An "art advisory panel" was established by the IRS in 1968 in order to review submitted appraisals of property to determine if an intelligent assessment of fair market value has been placed upon works of art and antiques. Generally, only those items whose value exceeds $20,000 are reviewed by the panel. The Valuation Division of the IRS also maintains a staff of valuation technicians who review the balance of either contributed, gifted or estate property. They are assisted in this effort by individuals, under contract to the IRS. Once reviewed, a report is issued by either the panel or the Valuation Division. This report will include any changes (up or down) in value and the reasons for these changes.

IRC Sec. 7517 stipulates that the IRS must provide, upon the request of the donor or executor, a written statement explaining any changes in the value of the property suggested by the above reviewing bodies. This statement must be furnished within 45 days of the date of the request or the date of its determination, whichever is later. This was instituted in order to promote the resolution of valuation disputes at the earliest possible time and at the lowest possible level. IRC Sec. 7517 is effective for all transfers made after December 1976.

If no agreement can be reached at the lowest level, the donor or executor may ask for the matter to be reviewed by the Appeals Division. If no resolution at that level is possible the case may ultimately end up at the District Counsel level in preparation for a hearing in Federal Tax Court. Most valuation disputes are resolved well before the Federal Tax Court level as the costs and hazards of litigation become evident to both sides.

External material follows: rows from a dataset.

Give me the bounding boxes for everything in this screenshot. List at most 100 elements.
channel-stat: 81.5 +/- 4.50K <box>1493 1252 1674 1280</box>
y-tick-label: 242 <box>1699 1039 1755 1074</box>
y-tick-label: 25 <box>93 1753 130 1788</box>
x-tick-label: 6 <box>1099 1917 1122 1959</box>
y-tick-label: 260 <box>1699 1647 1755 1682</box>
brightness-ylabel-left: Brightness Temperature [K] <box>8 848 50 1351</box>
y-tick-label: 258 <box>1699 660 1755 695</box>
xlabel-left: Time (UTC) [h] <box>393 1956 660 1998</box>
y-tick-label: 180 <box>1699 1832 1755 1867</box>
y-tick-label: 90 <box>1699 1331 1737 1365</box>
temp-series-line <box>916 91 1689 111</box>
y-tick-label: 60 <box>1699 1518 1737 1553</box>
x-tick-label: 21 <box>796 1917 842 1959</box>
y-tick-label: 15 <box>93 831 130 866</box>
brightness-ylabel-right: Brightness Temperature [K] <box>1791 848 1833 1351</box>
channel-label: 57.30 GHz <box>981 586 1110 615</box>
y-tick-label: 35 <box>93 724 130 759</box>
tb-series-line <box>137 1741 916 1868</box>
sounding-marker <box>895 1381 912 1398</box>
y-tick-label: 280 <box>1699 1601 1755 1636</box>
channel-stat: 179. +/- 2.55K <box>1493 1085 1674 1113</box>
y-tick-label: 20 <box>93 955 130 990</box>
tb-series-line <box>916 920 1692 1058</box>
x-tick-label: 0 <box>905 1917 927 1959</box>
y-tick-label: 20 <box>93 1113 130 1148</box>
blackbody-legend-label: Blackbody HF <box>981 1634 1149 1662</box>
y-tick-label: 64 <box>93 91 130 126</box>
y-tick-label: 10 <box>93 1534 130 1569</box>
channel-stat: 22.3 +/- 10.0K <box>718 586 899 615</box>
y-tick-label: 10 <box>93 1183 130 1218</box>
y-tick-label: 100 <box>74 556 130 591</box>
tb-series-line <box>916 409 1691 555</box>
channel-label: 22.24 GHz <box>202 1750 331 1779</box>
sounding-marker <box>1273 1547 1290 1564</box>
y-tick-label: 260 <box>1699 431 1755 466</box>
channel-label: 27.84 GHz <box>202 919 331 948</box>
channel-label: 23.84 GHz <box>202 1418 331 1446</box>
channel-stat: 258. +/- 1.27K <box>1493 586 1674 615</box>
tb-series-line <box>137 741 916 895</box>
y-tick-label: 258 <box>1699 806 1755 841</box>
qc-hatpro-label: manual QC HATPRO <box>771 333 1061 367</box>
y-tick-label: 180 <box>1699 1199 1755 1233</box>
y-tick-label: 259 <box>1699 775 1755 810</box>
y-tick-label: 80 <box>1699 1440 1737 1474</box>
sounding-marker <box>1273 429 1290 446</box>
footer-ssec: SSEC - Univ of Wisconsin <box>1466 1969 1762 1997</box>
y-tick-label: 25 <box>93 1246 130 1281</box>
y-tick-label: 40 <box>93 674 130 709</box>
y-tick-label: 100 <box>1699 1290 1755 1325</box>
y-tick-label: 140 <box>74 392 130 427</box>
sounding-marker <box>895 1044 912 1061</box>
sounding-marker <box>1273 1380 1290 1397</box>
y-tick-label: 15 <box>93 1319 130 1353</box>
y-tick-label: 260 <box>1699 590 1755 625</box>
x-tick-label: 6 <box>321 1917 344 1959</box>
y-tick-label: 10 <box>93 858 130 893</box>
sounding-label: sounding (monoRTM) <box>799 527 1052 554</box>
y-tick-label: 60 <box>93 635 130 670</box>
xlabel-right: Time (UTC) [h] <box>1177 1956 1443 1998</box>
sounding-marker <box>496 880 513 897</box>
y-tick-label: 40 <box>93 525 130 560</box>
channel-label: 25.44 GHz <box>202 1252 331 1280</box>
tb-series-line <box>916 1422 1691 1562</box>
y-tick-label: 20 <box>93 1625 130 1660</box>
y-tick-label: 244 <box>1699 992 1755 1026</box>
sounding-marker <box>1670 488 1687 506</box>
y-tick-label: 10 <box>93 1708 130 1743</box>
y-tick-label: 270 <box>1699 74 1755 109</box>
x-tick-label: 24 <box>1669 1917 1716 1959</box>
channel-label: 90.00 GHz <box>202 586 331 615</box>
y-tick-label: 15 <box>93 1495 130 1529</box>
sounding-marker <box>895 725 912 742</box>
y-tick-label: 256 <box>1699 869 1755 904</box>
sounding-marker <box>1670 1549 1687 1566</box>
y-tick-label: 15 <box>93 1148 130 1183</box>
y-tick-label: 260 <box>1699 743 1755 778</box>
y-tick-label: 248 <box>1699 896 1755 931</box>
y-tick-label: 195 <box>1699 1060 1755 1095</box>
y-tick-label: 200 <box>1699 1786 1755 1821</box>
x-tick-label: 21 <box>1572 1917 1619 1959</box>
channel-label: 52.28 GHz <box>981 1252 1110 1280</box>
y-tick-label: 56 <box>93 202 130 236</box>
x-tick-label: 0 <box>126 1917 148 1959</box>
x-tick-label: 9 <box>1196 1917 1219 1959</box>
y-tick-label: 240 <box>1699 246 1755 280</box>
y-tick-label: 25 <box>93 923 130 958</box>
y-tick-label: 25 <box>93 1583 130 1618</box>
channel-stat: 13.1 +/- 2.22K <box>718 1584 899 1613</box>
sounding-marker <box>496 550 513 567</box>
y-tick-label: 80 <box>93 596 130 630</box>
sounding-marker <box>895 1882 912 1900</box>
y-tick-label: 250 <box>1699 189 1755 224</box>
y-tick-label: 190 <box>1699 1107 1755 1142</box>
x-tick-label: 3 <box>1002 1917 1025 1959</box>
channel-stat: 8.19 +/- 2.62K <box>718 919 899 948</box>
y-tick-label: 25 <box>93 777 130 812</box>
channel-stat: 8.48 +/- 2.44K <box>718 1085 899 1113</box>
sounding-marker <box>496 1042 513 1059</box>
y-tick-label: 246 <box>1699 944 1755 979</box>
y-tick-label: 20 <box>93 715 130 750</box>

Important Points Frequently Overlooked

Two issues of critical importance in the valuation of property that are most frequently overlooked or misunderstood are blockage discount and buyer's premium.

The chosen appraiser should consider blockage discount when a substantial block of the same type of property is to be found in an estate, contribution, or gift. The concept of blockage is derived from stock and securities cases but applies when the "simultaneous marketing of (such property) would substantially depress the market" see Skripak v. Commissioner 84 T.C. No. 22 (1985). The IRS Valuation Guide for Income, Estate and Gift Taxes, CCH Fed. Est. & Gift Rep. No. 115 (October 15,1955) pg. 30 discusses this concept including a rough guide to estimating what the applied blockage discount should be. I have found the concept of blockage particularly useful in the valuing of the estates of artist's and collectors. Most of the landmark decisions in this area have come about as the result of the review of such estates. The current litigation over the estate of Andy Warhol is just the most recent example of this on-going process. Ultimately, the agreed upon blockage, whether flatly applied or stepped, as in The Estate of Georgia T. O'Keefe v. Commissioner 63 T.C.M. (CCH) 2699 (1991), will come as a result of negotiation based upon the market as of the appraisal date and the nature of the material appraised.

The second issue, almost universally overlooked by appraisers, is that of Buyer's Premium. The IRS has recently issued a Technical Advice Memorandum (Priv. Ltr. Rul. 9235005) that requires an estate that sells works of art at auction to use the hammer price plus the buyer's premium when reporting the fair market value of the property, even though the estate has no access to such a premium. It has been suggested that this ruling may have little effect on most estates, since the additional premium may be deductible under Reg. Sec. 20.2053-3(d)(2) as an administration expense.

The various circuit Courts of Appeals have reached different conclusions regarding the issue of premium deduction as an estate administrative expense. It is wise for the accountant or attorney to be sure that the buyer's premium on any material sold or comparable used to determine fair market value is included in the appraised value of that property.

Since it has been recognized that the valuation test for estate and gift tax purposes is generally the same as that used for charitable deduction purposes, the inclusion of the buyer's premium in the valuing of contributed property is therefore a dividend to be enjoyed under the contribution rules.